On why banks in India are hesitant to allow crypto transactions
It’s actually not so much to do with the trust deficit, the issues of the banks are different. There are many countries where crypto is perfectly legal and there is no objection from the bank, but the banks still don’t bank crypto. Even in Singapore and in places very progressive on crypto, it is quite a difficult task to get a bank account. That is simply because of the calculations of banks themselves.
Banks are basically providing you financial services based on the kind of assets you have and there are people in the chat who get worried looking at the volatility of crypto, so what do you do with a customer who is only holding onto these assets? He might come to you with an asset value of some two million or something and maybe by the time you have issued him his bank account, that goes down by one-fourth or changes in a day or two days or in one cycle. So how do you manage operational risk in a scenario like that? It is very difficult. For those reasons, the banks are a bit worried and honestly if you see banks, crypto is really competing with banks.
On whether there is a global consensus on regulating crypto
To some degree there is already a global consensus on the KYC side, which is the final guidance of the FATF (Financial Action Task Force) that has been issued. It came out in 2019 and now every country will start ratifying it. So you will see that on the issue of terrorism, finance, money laundering, there is already a standard that has come in. Now when it comes to the other aspects, it’s very difficult to blanket set it, because there is no agency that has that kind of authority over anyone’s economy. There is no agency that can mandate that you shouldn’t have capital controls or you should have capital controls or your securities market needs to have this sort of a law or it shouldn’t have that. There is no binding kind of institution like this.
On the role of the CBDCs
I think they are completely different things, so the CBDC (Central Bank Digital Currency) only matters if there is a sovereign country and if it is issuing it own cryptocurrency. For day-to-day functions, I think the CBDC
will probably be the more dominant tool. What crypto enables, the CBDC can’t enable. But crypto might never have the legitimacy of a CBDC, so I feel they will sort of work on different tracks.
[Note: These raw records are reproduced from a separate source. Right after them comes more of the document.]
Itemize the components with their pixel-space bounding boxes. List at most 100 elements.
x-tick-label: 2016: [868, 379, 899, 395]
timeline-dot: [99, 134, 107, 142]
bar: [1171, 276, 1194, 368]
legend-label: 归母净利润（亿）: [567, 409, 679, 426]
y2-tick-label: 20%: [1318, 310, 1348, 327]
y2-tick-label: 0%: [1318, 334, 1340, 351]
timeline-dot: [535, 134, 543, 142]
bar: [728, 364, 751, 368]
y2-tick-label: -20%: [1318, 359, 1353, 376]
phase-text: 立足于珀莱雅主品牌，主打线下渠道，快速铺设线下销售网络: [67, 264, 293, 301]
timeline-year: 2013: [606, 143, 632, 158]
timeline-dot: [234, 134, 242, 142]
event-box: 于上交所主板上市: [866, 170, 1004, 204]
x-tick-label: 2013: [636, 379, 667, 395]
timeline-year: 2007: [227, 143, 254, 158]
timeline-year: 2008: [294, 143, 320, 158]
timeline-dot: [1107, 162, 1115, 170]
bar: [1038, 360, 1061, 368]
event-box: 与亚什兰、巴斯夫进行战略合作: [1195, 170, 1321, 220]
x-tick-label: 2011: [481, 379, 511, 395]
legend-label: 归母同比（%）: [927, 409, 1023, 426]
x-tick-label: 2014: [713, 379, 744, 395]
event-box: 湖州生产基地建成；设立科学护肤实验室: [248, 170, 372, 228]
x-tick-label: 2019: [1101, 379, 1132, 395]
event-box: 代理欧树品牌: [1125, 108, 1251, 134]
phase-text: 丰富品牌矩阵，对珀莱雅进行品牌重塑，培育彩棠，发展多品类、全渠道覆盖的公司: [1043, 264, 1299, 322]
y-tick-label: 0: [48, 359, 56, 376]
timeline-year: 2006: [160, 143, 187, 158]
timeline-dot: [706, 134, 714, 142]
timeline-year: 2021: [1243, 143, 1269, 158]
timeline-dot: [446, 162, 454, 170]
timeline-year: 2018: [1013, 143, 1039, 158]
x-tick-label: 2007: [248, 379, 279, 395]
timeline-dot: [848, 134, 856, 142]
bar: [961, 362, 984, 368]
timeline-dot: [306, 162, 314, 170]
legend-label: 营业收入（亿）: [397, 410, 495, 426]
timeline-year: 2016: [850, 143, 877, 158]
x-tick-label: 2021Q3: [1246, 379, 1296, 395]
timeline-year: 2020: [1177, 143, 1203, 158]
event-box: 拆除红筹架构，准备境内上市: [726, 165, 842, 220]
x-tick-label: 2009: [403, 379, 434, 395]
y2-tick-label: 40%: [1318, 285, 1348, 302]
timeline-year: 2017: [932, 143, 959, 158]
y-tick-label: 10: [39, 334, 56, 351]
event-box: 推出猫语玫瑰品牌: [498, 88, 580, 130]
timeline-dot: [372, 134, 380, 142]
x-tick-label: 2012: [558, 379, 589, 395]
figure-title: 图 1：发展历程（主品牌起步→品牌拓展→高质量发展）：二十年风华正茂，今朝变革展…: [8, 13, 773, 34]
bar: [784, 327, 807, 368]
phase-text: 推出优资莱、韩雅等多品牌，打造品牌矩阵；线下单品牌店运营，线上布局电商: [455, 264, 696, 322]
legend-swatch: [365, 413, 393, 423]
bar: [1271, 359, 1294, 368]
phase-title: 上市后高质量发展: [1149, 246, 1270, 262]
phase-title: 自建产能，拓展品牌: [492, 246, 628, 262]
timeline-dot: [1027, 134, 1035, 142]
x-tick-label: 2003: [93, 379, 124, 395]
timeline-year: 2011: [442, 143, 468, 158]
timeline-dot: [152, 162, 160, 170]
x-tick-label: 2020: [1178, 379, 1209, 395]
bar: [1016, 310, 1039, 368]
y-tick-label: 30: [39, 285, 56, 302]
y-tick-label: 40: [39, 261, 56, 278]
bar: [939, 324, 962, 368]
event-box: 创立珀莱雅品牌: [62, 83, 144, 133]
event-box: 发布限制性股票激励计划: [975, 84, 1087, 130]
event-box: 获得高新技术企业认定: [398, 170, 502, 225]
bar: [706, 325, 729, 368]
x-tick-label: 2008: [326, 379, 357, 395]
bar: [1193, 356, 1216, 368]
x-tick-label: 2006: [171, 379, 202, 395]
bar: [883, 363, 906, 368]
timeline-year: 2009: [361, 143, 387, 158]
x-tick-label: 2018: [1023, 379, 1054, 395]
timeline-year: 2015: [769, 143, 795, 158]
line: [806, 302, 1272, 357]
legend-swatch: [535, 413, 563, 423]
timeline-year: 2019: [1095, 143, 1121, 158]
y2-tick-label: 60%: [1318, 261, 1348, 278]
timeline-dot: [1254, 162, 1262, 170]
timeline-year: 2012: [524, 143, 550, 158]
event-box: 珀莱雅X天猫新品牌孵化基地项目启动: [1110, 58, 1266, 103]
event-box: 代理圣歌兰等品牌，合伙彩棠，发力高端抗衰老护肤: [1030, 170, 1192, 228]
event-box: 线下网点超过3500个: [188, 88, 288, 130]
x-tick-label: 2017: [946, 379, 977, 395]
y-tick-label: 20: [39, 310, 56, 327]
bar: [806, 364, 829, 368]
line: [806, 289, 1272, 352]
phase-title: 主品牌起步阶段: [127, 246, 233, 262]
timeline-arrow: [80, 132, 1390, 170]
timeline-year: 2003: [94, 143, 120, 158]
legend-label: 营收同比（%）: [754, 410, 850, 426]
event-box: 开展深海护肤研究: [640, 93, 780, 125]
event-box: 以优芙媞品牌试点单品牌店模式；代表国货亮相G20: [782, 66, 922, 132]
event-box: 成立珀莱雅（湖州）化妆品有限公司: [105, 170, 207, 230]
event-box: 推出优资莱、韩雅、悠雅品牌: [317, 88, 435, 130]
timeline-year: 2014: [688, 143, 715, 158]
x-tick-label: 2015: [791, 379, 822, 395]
On whether the government will be able to regulate financial problems
This is a common misconception. Crypto is not inscrutable, it is actually completely public ledger, the only thing that is not known on it is identity. There is already a field called blockchain forensics, which is quite advanced now. It’s even in places that don’t have Aadhaar, don’t have KYC, don’t have anything; they are able to identify these actors quite effectively because of basically two elements of clustering and identification.
On how the common man can benefit from cryptocurrency and its adverse impact on the environment
So bitcoin has a very energy intensive mechanism, which is called proof of work and the trade-off there is that it’s seen as the most robust one also. It’s the one that is the most decentralised, nobody can capture it, it’s the most rigorous, so people can’t cheat. The bitcoin maximalists will tell you that it is less expensive than running a multi-layer financial system. For example, seven percent of US GDP goes into delivering financial services. That’s a huge charge as well, that’s a huge amount of money. Some people will say that’s the cost we are bypassing with this proof of work chain. This was earlier the rationale. This is the proof of work consensus, it is energy intensive, it’s computation intensive, and that’s why there are all these environmental impacts of it. I think a couple of innovations are happening there in terms of the chips that will be used for mining, can this whole thing move to renewable energy. A lot of bitcoin mining actually happens on renewable energy.